“Le futur se construit ensemble”
Qu’on se le dise, la voiture de demain sera connectée… ou ne sera pas. Si le phénomène n’en est encore qu’à ses balbutiements, les enjeux qui le suivent et les possibilités qu’il offre semblent bien trop importants pour être stoppés par quelques contraintes et contradicteurs lui faisant (parfois) face. Reste désormais à savoir avec qui ? Derrière l’utilisateur et le constructeur, nombreux sont les acteurs liés de près ou de loin au secteur automobile à vouloir profiter de cette manne amenée à grossir de façon exponentielle. En premier lieu desquels figurent les indépendants. En toute légitimité, ces derniers souhaitent pouvoir amener leur pierre à l’édifice naissant en proposant leurs propres solutions ou en tirant profit de celles déjà existantes. Soit ! Sauf que, derrière cette bonne volonté, ces mêmes indépendants s’inquiètent de voir les constructeurs mettre la main sur des technologies qu’ils fabriquent, qu’ils vendent et qu’ils gèrent sans que d’autres acteurs puissent offrir des alternatives aux conducteurs.
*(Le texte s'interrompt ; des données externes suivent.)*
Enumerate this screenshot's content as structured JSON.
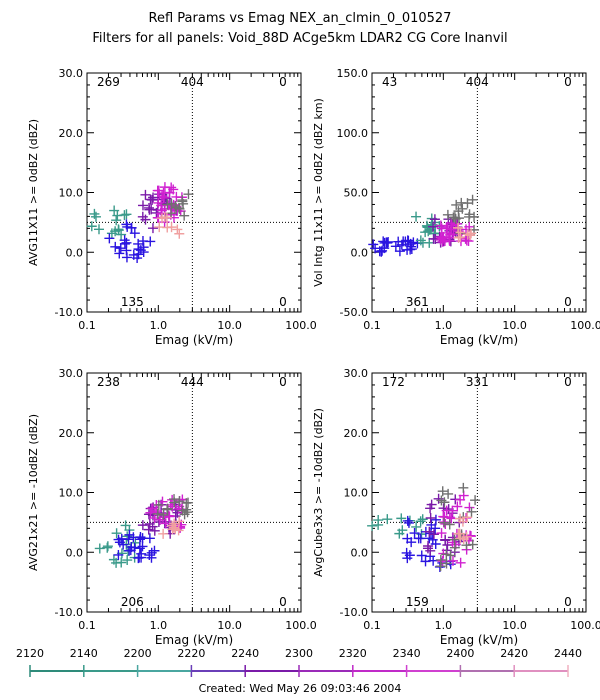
{
  "header": {
    "title": "Refl Params vs Emag    NEX_an_clmin_0_010527",
    "subtitle": "Filters for all panels:  Void_88D ACge5km LDAR2 CG Core Inanvil"
  },
  "footer": {
    "created": "Created: Wed May 26 09:03:46 2004"
  },
  "colors": {
    "teal": "#3a9a8a",
    "blue": "#2a14e0",
    "purple": "#7a1aa8",
    "magenta": "#d020d0",
    "gray": "#707070",
    "pink": "#f0a0a0"
  },
  "colorbar": {
    "labels": [
      "2120",
      "2140",
      "2200",
      "2220",
      "2240",
      "2300",
      "2320",
      "2340",
      "2400",
      "2420",
      "2440"
    ],
    "colors": [
      "#2e8b7a",
      "#3a9a8a",
      "#4aa6a0",
      "#6a3fb8",
      "#7a1aa8",
      "#9a2ab8",
      "#c02ac8",
      "#d040d0",
      "#b070b0",
      "#e090c0",
      "#f0b0c0"
    ]
  },
  "chart_data": [
    {
      "type": "scatter",
      "panel": "top-left",
      "xlabel": "Emag (kV/m)",
      "ylabel": "AVG11X11 >= 0dBZ (dBZ)",
      "xscale": "log",
      "xlim": [
        0.1,
        100.0
      ],
      "ylim": [
        -10.0,
        30.0
      ],
      "xticks": [
        "0.1",
        "1.0",
        "10.0",
        "100.0"
      ],
      "yticks": [
        "-10.0",
        "0.0",
        "10.0",
        "20.0",
        "30.0"
      ],
      "threshold_x": 3.0,
      "threshold_y": 5.0,
      "counts": {
        "ul": "269",
        "uc": "404",
        "ur": "0",
        "lc": "135",
        "lr": "0"
      },
      "clusters": [
        {
          "color": "teal",
          "x": [
            0.1,
            0.4
          ],
          "y": [
            2.0,
            7.0
          ],
          "n": 14
        },
        {
          "color": "blue",
          "x": [
            0.2,
            0.8
          ],
          "y": [
            -1.0,
            5.0
          ],
          "n": 24
        },
        {
          "color": "purple",
          "x": [
            0.6,
            1.8
          ],
          "y": [
            4.0,
            10.0
          ],
          "n": 26
        },
        {
          "color": "magenta",
          "x": [
            0.9,
            2.2
          ],
          "y": [
            5.0,
            11.0
          ],
          "n": 28
        },
        {
          "color": "gray",
          "x": [
            1.2,
            2.8
          ],
          "y": [
            6.0,
            10.0
          ],
          "n": 12
        },
        {
          "color": "pink",
          "x": [
            1.0,
            2.0
          ],
          "y": [
            3.0,
            6.0
          ],
          "n": 8
        }
      ]
    },
    {
      "type": "scatter",
      "panel": "top-right",
      "xlabel": "Emag (kV/m)",
      "ylabel": "Vol Intg 11x11 >= 0dBZ (dBZ km)",
      "xscale": "log",
      "xlim": [
        0.1,
        100.0
      ],
      "ylim": [
        -50.0,
        150.0
      ],
      "xticks": [
        "0.1",
        "1.0",
        "10.0",
        "100.0"
      ],
      "yticks": [
        "-50.0",
        "0.0",
        "50.0",
        "100.0",
        "150.0"
      ],
      "threshold_x": 3.0,
      "threshold_y": 25.0,
      "counts": {
        "ul": "43",
        "uc": "404",
        "ur": "0",
        "lc": "361",
        "lr": "0"
      },
      "clusters": [
        {
          "color": "blue",
          "x": [
            0.1,
            0.5
          ],
          "y": [
            0.0,
            10.0
          ],
          "n": 26
        },
        {
          "color": "teal",
          "x": [
            0.4,
            0.9
          ],
          "y": [
            5.0,
            30.0
          ],
          "n": 16
        },
        {
          "color": "purple",
          "x": [
            0.7,
            1.6
          ],
          "y": [
            8.0,
            28.0
          ],
          "n": 22
        },
        {
          "color": "magenta",
          "x": [
            0.9,
            2.5
          ],
          "y": [
            8.0,
            25.0
          ],
          "n": 30
        },
        {
          "color": "gray",
          "x": [
            1.0,
            2.8
          ],
          "y": [
            15.0,
            45.0
          ],
          "n": 16
        },
        {
          "color": "pink",
          "x": [
            1.5,
            2.5
          ],
          "y": [
            12.0,
            22.0
          ],
          "n": 8
        }
      ]
    },
    {
      "type": "scatter",
      "panel": "bottom-left",
      "xlabel": "Emag (kV/m)",
      "ylabel": "AVG21x21 >= -10dBZ (dBZ)",
      "xscale": "log",
      "xlim": [
        0.1,
        100.0
      ],
      "ylim": [
        -10.0,
        30.0
      ],
      "xticks": [
        "0.1",
        "1.0",
        "10.0",
        "100.0"
      ],
      "yticks": [
        "-10.0",
        "0.0",
        "10.0",
        "20.0",
        "30.0"
      ],
      "threshold_x": 3.0,
      "threshold_y": 5.0,
      "counts": {
        "ul": "238",
        "uc": "444",
        "ur": "0",
        "lc": "206",
        "lr": "0"
      },
      "clusters": [
        {
          "color": "teal",
          "x": [
            0.15,
            0.5
          ],
          "y": [
            -2.0,
            5.0
          ],
          "n": 16
        },
        {
          "color": "blue",
          "x": [
            0.25,
            1.0
          ],
          "y": [
            -1.0,
            3.0
          ],
          "n": 26
        },
        {
          "color": "purple",
          "x": [
            0.6,
            2.0
          ],
          "y": [
            3.0,
            8.0
          ],
          "n": 24
        },
        {
          "color": "magenta",
          "x": [
            0.7,
            2.2
          ],
          "y": [
            4.0,
            9.0
          ],
          "n": 26
        },
        {
          "color": "gray",
          "x": [
            0.9,
            2.8
          ],
          "y": [
            6.0,
            9.0
          ],
          "n": 14
        },
        {
          "color": "pink",
          "x": [
            1.0,
            2.0
          ],
          "y": [
            3.0,
            6.0
          ],
          "n": 8
        }
      ]
    },
    {
      "type": "scatter",
      "panel": "bottom-right",
      "xlabel": "Emag (kV/m)",
      "ylabel": "AvgCube3x3 >= -10dBZ (dBZ)",
      "xscale": "log",
      "xlim": [
        0.1,
        100.0
      ],
      "ylim": [
        -10.0,
        30.0
      ],
      "xticks": [
        "0.1",
        "1.0",
        "10.0",
        "100.0"
      ],
      "yticks": [
        "-10.0",
        "0.0",
        "10.0",
        "20.0",
        "30.0"
      ],
      "threshold_x": 3.0,
      "threshold_y": 5.0,
      "counts": {
        "ul": "172",
        "uc": "331",
        "ur": "0",
        "lc": "159",
        "lr": "0"
      },
      "clusters": [
        {
          "color": "teal",
          "x": [
            0.1,
            0.6
          ],
          "y": [
            3.0,
            6.0
          ],
          "n": 12
        },
        {
          "color": "blue",
          "x": [
            0.3,
            1.5
          ],
          "y": [
            -3.0,
            6.0
          ],
          "n": 26
        },
        {
          "color": "purple",
          "x": [
            0.6,
            2.0
          ],
          "y": [
            0.0,
            10.0
          ],
          "n": 22
        },
        {
          "color": "magenta",
          "x": [
            0.8,
            2.5
          ],
          "y": [
            -2.0,
            10.0
          ],
          "n": 26
        },
        {
          "color": "gray",
          "x": [
            0.9,
            2.8
          ],
          "y": [
            -3.0,
            12.0
          ],
          "n": 20
        },
        {
          "color": "pink",
          "x": [
            1.2,
            2.2
          ],
          "y": [
            2.0,
            6.0
          ],
          "n": 8
        }
      ]
    }
  ]
}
Une accusation que réfutent les marques automobiles, rappelant à qui veut bien l’entendre qu’aucune d’entre elles ne peut s’approprier les données et bloquer l’accès à ces technologies. Débattue depuis plusieurs mois au Parlement européen, à Bruxelles, cette question semble encore loin de trouver son épilogue et constituait d’ailleurs la thématique principale du dernier CDA organisé par la Feda. Un signe de plus montrant à quel point les enjeux sont aussi grands que les inquiétudes. Et pour cause, en rendant les conducteurs toujours connectés et toujours joignables, ceux qui leur fournissent cette opportunité souhaitent rester en contact permanent avec eux. Appel d’urgence, entretien prédictif, mais aussi – de manière bien plus consumériste – services commerciaux divers et variés constituent les principaux liens entre utilisateurs et fournisseurs de services.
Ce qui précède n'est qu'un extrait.